204. Comparison Of Clinical And Parental Satisfaction Outcomes Of Strip Craniectomy With Postoperative Helmet Versus Spring-mediated Remodeling In Sagittal Craniosynostosis

Authors: Luke George Foley Smith, MD; Varun Shah, BS; Helen Duenas, MS; Anne Graver; Lance Governale, MD; Gregory Pearson, MD; Annie Drapeau, MD, MSc (Columbus, OH)

Introduction:

We sought to compare outcomes and parental satisfaction between two minimally invasive approaches for sagittal craniosynostosis: strip craniectomy with spring-mediated skull remodeling (SMSR) and strip craniectomy with post-operative helmet (SCH).

Methods:

Perioperative and outcome data for SMSR or SCH patients from 9/20/2010–8/27/2018 were retrospectively reviewed. A phone survey was administered to parents of children who underwent SMRS or SCH to measure their satisfaction using a Likert scale (four questions).  

Results:

A total of 62 children were treated for sagittal craniosynostosis by either SMSR (n = 45) or SCH (n = 17). The SCH group had a lower estimated blood loss (EBL) (27 mL vs 47.06 mL, p = 0.021) and age at surgery (13.0 weeks vs 19.8 weeks) than the SMSR group. There was no significant difference in total anesthesia time. Three patients underwent early springs removal due to trauma or dislodgement, all of whom converted to helmeting. Mean follow-up time was 32.3 months (n = 15, range 15-85) in the SCH group and 29.6 months in the SMSR group (n = 44, 8-61, p = 0.990). Two patients in the SCH group converted to open cranial vault reconstruction. There was no difference in head circumference percentile between the groups at follow-up.
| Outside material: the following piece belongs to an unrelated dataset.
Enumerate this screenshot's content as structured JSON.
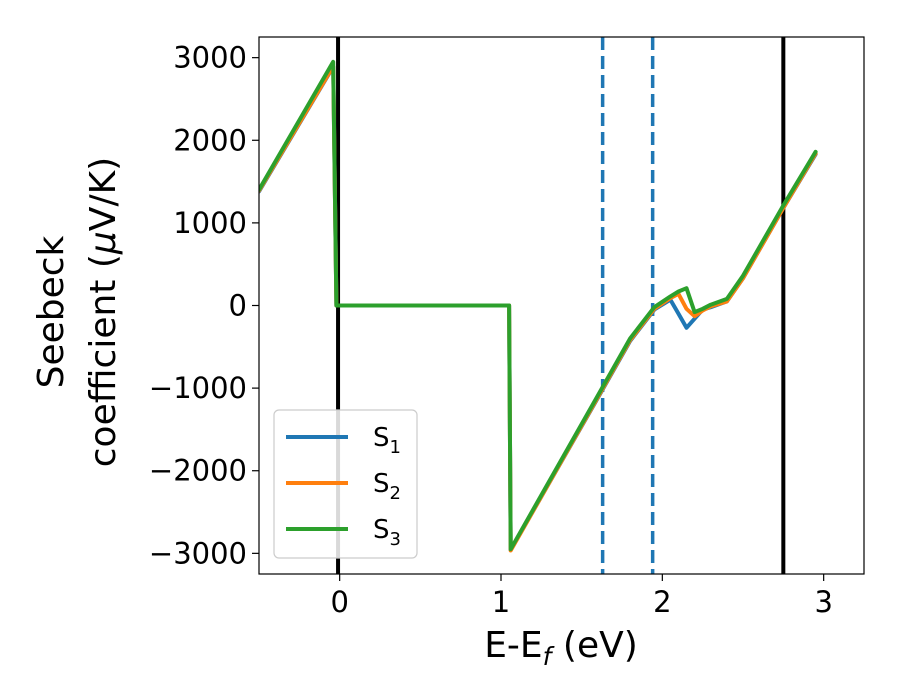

Thirty parents were contacted for the satisfaction survey (8 SCH, 22 SMSR). Average satisfaction was 3.86/4.0 in the SCH group and 3.45/4.0 in the SMSR group. No parents in the SCH group would change to SMSR while 13.7% would have changed to SCH in the SMSR group.

Conclusion:

Complication rates were similar in both groups except for EBL. Three patients required early springs removal. These results will better educate parents on the complications of both procedures and satisfaction outcomes. Further information is needed to determine ideal age at time of surgery for either procedure.